It’s true. The large majority of us roll our eyes when it comes to strategic plans and their myriad of KPIs, other acronyms and promises about the future. The truth is that what is most essential about an organization’s viability and efficacy is its strategic vision, not it’s guesses about what it could accomplish in an undetermined future. To this end we at the Collaborative Family Healthcare Association: The Integrated Care Association, present our version of a strategic plan.
It’s probably not fair to call it a strategic plan, but it most certainly is the end-result of our strategic planning process. In it we reaffirm our mission and values, we update our identity statement, update our strategy screen and ask ourselves the one big question we think will dominate our sphere in the next few years. In short, we are attempting to be ready for whatever the wind blows our way as we continue the work of organizing the integrated care community, creating high quality content and high value consultation.
Our mission and values remain unchanged with the exception of a reorganization of our values. Whereas before our values were listed in bullets, now our values summarize our commitments in sharp statements. This should help us better communicate our values compared to a laundry list of statements in different domains. For example, we remain committed to both fostering health equity and evidence-based care. Now our values are reflected in the statement:
- Disseminating and operationalizing evidence-based practices for patients and families who are at risk for health inequities through integrated care practice and policy
Our identity statement is similar to our past identity statement but now indicates a willingness to partner beyond North America where our contributions might be helpful. The CFHA board also made sure that our support of professionals included and named all stages of career development.
by serving aspiring, emerging, and experienced integrated care team members…
Our strategy screen provides a series of questions the staff and board can use when considering new opportunities or challenges. This mechanism provides a systematic way to process changes in the environment and assure that consensus emerges from our planning work. This also creates efficiency since we all are working from the same strategy screen.
Our “Big Question” rounds out the document with a question we will keep top-of-mind as go about our work.
How do we refine and preserve our identity while adhering to our values and growing as a source of influence in our dynamic healthcare system?
This question comes about from an acknowledgment on the part of the board that as we grow our identity will be challenged. How do we remain faithful to our purpose even as we experience success? How do we continue the process of figuring out who we can best be in the space of promoting integrated care as the environment inevitably shifts around us?
So, no there are no KPIs in this document.
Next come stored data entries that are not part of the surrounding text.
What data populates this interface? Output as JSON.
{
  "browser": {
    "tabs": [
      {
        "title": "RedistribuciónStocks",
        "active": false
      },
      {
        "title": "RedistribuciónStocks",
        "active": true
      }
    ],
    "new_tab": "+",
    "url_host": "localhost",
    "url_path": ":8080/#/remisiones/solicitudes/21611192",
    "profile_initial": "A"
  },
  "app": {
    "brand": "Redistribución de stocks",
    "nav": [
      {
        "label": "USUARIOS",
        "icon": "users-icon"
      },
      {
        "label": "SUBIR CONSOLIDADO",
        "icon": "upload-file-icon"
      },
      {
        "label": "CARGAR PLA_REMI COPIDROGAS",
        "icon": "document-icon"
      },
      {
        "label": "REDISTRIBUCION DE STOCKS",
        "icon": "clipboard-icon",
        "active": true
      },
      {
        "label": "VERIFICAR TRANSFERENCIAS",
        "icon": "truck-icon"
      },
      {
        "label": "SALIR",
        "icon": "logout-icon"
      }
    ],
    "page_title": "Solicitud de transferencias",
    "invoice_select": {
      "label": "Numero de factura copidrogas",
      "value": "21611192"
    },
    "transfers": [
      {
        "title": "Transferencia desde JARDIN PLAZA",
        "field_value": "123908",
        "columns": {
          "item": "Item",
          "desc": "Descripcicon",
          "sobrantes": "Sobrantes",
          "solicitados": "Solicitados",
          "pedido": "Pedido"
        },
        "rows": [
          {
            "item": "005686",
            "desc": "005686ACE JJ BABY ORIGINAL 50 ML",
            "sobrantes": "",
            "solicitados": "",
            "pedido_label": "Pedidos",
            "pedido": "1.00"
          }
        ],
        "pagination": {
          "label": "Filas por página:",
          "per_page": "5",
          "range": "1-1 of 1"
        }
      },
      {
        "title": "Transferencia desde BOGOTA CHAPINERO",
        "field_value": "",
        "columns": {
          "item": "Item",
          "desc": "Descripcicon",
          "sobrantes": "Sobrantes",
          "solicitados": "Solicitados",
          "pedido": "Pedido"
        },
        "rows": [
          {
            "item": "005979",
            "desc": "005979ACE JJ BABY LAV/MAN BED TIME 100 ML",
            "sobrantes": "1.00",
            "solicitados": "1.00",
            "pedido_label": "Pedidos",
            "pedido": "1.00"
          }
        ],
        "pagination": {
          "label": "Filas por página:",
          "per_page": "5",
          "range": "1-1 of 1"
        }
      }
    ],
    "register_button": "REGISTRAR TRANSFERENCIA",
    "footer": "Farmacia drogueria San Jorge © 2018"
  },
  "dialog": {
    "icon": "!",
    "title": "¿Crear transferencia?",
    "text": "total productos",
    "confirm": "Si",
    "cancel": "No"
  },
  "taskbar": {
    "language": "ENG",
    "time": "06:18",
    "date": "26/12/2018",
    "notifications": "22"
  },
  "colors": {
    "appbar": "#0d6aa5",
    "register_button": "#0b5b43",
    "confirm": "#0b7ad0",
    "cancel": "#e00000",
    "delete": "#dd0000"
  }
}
In fact, the document itself is not even the most important product of the process, which by the way is modeled after this not-for-profit strategic planning approach and this facilitation approach. The most important product of the document is a board and staff that are unified and prepared to face challenges and opportunities in an ever-changing healthcare landscape. That preparation helps lead to the business and strategic decisions that are the traditional goal of strategic plans. It also helps our Integrated Care Association remain nimble and adaptable, strengths of small not-for-profits like CFHA.
BTW- We do value data, so we have internal core metrics we keep and report on both at the individual staff level and quarterly at the team level. So we are definitely not anti-metrics!